La loi « Climat et résilience » de 2021 nécessite des mesures nécessaires et urgentes. Un calendrier a été instauré pour encadrer la mise en œuvre de ces mesures par les collectivités locales. Ces délais ont été élargis en fonction de la nature du document d’urbanisme et du secteur concerné. De nombreux documents d’urbanisme sont concernés par les mesures et les objectifs de la loi. Il est nécessaire en vertu de l’envergure du projet que les documents d’urbanisme soient adaptés aux objectifs de ZAN. Les documents d’urbanisme concernés sont notamment les schémas régionaux d’aménagement, de développement durable et d’égalité des territoires plus connu sous le nom de SRADDET, les schémas de cohérence territoriale plus connu sous le nom de SCOT, mais aussi les plans locaux d’urbanisme (PLU) ou les cartes communales (V. DOEBELIN. art. préc.).

La modification de ces documents est nécessaire et sont soumis à un certain délai. En effet, il avait été prévu, initialement, que les SRADDET par exemple entrent en vigueur le 23 août 2023. Cependant, la loi de 2023 a reporté ce délai en faisant bénéficier les collectivités territoriales d’un délai de 6 mois supplémentaires. Ainsi, les SRADDET devront entrer en vigueur au plus tard le 22 novembre 2024. Concernant les SCOT et les cartes communales en l’absence d’un PLU, le calendrier a été rallongé de façon plus large que pour les SRADDET. Ces documents entreront en vigueur à la date du 22 février 2027 pour les SCOT et du 28 février 2028 pour les PLU et les cartes communales (https://www.aua-toulouse.org/artificialisation-des-sols-focus-sur-la-loi-zan-du-20-juillet-2023/).

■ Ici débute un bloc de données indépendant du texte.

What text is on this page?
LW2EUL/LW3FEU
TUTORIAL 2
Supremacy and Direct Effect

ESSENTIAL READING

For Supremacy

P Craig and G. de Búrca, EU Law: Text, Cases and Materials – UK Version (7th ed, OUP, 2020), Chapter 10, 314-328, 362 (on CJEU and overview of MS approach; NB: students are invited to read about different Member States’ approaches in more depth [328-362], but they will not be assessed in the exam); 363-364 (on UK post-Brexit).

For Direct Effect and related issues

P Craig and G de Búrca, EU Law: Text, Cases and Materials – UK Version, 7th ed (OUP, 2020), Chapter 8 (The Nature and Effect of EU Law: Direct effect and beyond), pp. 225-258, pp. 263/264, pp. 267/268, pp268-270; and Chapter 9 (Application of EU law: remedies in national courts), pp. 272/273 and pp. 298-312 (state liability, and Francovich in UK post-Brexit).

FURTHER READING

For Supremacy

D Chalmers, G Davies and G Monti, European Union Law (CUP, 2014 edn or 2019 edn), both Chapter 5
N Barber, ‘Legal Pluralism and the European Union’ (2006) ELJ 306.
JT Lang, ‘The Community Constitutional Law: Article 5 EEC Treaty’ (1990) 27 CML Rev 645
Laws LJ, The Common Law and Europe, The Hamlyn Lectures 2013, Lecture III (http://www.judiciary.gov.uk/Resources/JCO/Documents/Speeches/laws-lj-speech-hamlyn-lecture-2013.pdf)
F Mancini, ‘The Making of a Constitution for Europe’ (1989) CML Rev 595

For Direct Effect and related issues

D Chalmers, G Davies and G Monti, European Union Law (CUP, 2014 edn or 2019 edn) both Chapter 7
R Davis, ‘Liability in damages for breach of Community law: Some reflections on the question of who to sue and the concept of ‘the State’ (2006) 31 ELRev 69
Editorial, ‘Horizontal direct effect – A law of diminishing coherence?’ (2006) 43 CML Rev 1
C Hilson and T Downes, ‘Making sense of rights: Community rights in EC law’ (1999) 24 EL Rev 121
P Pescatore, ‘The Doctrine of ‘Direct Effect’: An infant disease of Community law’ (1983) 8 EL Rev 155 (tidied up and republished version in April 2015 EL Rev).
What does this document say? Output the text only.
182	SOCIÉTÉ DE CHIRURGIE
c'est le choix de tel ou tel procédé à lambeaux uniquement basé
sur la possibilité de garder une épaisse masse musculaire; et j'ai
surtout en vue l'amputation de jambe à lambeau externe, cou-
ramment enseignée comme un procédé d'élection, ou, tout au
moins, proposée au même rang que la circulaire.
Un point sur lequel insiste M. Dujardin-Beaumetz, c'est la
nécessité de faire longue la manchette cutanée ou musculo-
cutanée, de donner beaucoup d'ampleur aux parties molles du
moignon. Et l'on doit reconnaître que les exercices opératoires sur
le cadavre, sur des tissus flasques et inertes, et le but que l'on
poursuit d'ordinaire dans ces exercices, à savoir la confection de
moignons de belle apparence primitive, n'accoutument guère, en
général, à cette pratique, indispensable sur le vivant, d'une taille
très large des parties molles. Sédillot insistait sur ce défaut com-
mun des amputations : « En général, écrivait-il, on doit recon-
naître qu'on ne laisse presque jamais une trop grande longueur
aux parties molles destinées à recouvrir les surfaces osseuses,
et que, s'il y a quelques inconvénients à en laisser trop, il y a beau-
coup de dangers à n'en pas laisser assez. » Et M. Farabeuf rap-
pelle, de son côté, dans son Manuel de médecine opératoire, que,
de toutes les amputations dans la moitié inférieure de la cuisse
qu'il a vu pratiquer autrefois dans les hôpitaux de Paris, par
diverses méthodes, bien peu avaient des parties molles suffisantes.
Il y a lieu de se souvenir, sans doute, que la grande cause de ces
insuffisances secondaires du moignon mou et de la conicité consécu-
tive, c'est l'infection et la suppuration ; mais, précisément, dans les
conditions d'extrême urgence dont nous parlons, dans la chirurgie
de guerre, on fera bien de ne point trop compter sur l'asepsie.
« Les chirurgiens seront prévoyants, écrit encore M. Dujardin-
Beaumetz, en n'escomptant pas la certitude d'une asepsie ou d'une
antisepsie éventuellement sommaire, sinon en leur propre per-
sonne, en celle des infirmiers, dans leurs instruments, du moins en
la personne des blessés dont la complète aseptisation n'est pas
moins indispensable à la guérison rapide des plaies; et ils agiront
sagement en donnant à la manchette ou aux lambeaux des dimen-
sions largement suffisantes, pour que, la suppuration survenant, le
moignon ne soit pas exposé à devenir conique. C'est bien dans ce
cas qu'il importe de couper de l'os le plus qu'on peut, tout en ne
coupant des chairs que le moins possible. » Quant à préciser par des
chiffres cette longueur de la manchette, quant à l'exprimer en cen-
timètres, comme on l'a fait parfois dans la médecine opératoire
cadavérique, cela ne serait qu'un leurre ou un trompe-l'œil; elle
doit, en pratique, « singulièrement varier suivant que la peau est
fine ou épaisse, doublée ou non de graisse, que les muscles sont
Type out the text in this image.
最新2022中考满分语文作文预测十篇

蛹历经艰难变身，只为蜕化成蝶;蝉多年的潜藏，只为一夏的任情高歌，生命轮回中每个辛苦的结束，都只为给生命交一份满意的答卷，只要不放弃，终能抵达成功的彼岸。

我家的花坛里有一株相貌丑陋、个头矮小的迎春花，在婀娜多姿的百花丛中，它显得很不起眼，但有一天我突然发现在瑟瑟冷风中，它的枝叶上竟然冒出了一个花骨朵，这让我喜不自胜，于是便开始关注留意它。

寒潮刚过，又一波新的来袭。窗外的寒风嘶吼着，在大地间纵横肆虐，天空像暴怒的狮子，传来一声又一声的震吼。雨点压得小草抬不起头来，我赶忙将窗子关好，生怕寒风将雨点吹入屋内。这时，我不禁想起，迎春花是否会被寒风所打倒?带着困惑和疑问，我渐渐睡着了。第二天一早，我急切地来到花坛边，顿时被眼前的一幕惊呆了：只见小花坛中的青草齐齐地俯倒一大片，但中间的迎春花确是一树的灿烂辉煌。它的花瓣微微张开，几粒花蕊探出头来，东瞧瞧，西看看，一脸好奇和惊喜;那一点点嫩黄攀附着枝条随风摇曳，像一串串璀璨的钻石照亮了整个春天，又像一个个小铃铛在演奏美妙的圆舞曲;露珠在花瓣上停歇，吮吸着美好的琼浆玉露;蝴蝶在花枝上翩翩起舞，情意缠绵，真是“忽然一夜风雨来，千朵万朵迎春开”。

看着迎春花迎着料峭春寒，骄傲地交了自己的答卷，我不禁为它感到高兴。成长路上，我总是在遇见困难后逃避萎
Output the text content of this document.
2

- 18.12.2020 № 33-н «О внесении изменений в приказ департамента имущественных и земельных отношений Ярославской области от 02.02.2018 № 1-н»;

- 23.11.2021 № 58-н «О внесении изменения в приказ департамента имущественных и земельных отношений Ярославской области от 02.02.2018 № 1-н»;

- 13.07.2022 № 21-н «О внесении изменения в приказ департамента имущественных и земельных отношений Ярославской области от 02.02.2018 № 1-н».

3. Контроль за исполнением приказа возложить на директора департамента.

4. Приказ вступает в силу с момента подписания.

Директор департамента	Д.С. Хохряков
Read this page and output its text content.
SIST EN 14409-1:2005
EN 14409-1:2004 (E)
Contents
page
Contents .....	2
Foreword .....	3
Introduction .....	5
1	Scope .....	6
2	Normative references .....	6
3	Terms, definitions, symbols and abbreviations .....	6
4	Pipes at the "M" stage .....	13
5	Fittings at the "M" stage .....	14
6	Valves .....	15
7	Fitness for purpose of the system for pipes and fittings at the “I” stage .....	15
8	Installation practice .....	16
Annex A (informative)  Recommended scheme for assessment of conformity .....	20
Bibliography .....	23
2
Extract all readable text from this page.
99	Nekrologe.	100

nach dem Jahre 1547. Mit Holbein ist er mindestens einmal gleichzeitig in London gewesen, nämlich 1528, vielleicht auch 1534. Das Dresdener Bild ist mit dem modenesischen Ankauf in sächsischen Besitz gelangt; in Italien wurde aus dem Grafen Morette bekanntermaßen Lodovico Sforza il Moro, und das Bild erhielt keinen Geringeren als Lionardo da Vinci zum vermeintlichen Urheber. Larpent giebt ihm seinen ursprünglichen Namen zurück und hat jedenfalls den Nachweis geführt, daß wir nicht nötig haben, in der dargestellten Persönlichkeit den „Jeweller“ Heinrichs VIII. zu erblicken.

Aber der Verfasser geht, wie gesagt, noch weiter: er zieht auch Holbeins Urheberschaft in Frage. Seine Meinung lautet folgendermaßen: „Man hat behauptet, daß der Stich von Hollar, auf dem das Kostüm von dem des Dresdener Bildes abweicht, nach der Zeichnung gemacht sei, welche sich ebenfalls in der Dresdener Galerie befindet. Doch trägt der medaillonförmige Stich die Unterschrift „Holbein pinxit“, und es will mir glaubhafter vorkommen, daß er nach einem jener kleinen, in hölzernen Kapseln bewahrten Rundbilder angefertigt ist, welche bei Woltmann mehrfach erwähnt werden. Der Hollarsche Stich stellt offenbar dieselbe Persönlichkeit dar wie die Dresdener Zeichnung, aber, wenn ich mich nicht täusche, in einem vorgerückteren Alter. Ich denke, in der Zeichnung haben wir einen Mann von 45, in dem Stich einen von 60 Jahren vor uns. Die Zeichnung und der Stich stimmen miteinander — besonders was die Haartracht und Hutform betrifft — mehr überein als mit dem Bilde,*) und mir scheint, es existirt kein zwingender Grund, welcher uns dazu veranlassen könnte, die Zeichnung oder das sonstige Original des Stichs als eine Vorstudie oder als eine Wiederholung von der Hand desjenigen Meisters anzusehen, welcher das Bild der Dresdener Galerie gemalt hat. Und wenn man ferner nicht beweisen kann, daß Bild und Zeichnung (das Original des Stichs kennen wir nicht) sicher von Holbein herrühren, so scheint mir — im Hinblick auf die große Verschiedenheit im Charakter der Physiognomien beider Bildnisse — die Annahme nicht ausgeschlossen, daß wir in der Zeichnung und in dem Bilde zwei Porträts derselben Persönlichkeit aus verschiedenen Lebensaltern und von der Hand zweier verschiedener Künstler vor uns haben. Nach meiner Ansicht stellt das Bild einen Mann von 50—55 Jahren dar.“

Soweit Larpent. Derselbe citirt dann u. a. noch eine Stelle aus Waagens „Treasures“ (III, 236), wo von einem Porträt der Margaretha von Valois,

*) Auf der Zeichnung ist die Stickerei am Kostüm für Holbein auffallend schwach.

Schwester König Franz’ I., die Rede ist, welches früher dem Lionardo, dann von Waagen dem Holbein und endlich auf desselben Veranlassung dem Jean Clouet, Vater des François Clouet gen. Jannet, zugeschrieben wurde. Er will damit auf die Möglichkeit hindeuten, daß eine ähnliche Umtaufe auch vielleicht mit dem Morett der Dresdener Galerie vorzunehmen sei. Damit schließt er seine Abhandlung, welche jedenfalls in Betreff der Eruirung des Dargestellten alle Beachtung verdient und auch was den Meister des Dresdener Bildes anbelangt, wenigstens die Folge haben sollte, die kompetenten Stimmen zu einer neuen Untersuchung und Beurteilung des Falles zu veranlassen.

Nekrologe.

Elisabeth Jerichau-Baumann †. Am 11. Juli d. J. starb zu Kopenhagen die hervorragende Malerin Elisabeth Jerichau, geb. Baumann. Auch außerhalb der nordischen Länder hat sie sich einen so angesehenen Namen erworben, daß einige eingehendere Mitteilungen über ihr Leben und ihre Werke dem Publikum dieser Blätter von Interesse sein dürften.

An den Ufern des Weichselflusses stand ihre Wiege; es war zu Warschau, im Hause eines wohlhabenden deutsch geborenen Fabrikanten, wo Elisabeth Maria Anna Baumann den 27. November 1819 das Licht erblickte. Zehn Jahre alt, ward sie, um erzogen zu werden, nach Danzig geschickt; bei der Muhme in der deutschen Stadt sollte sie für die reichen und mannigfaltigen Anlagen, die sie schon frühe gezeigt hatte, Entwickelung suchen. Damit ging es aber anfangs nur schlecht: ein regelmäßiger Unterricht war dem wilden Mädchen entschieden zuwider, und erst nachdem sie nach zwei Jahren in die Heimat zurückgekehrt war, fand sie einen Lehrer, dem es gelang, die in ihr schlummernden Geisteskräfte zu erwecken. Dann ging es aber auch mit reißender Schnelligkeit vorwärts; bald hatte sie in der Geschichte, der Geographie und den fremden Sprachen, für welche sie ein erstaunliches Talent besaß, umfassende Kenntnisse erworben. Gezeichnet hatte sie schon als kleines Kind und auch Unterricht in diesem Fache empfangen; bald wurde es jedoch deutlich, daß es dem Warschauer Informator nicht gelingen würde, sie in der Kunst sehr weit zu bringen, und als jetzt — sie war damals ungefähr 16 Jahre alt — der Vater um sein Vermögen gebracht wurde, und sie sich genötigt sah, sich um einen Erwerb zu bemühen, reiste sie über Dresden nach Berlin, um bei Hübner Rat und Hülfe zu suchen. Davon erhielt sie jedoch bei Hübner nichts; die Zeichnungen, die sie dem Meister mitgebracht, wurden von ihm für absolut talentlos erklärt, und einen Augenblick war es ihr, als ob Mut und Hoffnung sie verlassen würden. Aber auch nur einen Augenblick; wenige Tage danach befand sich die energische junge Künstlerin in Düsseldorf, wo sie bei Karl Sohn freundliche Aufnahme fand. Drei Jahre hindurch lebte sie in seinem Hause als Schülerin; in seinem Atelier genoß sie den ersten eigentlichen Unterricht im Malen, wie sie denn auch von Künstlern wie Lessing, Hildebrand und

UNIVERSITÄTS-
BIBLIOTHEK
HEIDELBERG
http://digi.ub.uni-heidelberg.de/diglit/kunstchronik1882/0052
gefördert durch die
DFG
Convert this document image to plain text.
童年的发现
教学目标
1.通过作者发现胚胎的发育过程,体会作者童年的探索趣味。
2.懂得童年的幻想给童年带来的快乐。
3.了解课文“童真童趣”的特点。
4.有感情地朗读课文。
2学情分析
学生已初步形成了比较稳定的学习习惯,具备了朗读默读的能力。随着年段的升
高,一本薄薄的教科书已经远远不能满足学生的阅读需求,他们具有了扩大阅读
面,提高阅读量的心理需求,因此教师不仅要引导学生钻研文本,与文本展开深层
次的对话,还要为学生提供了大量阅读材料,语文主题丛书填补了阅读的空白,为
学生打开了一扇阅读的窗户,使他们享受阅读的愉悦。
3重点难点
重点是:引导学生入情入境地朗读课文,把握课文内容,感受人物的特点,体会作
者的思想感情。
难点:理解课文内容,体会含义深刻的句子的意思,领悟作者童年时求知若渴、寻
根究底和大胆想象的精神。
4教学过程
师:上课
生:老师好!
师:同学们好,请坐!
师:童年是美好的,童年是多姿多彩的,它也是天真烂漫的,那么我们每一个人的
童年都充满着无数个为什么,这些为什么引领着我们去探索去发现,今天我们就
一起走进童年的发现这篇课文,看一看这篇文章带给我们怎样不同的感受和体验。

Enfin, afin d’avoir une certaine certitude que les collectivités et leurs élus locaux mettent en place ces objectifs dans leurs documents d’urbanisme, des sanctions sont prévues. Le législateur a créé les conditions d’une certaine efficacité en accompagnant ces délais de sanctions assez sévères si ceux-ci ne sont pas correctement respectés. L’objectif est que les collectivités doivent agir de façon assez rapide. Par exemple, l’absence d’entrée en vigueur du SCoT incluant les objectifs de ZAN, dans le délai imparti, aura une incidence majeure sur l’urbanisation de la collectivité. En effet, jusqu’à la régularisation du document d’urbanisme, les ouvertures à l’urbanisation seront empêchées (V. DOEBELIN, art. préc.). De même pour les PLU ou cartes communales qui ne respecteront pas ce délai, cela entraînera une impossibilité pour le territoire de délivrer des autorisations d’urbanisme.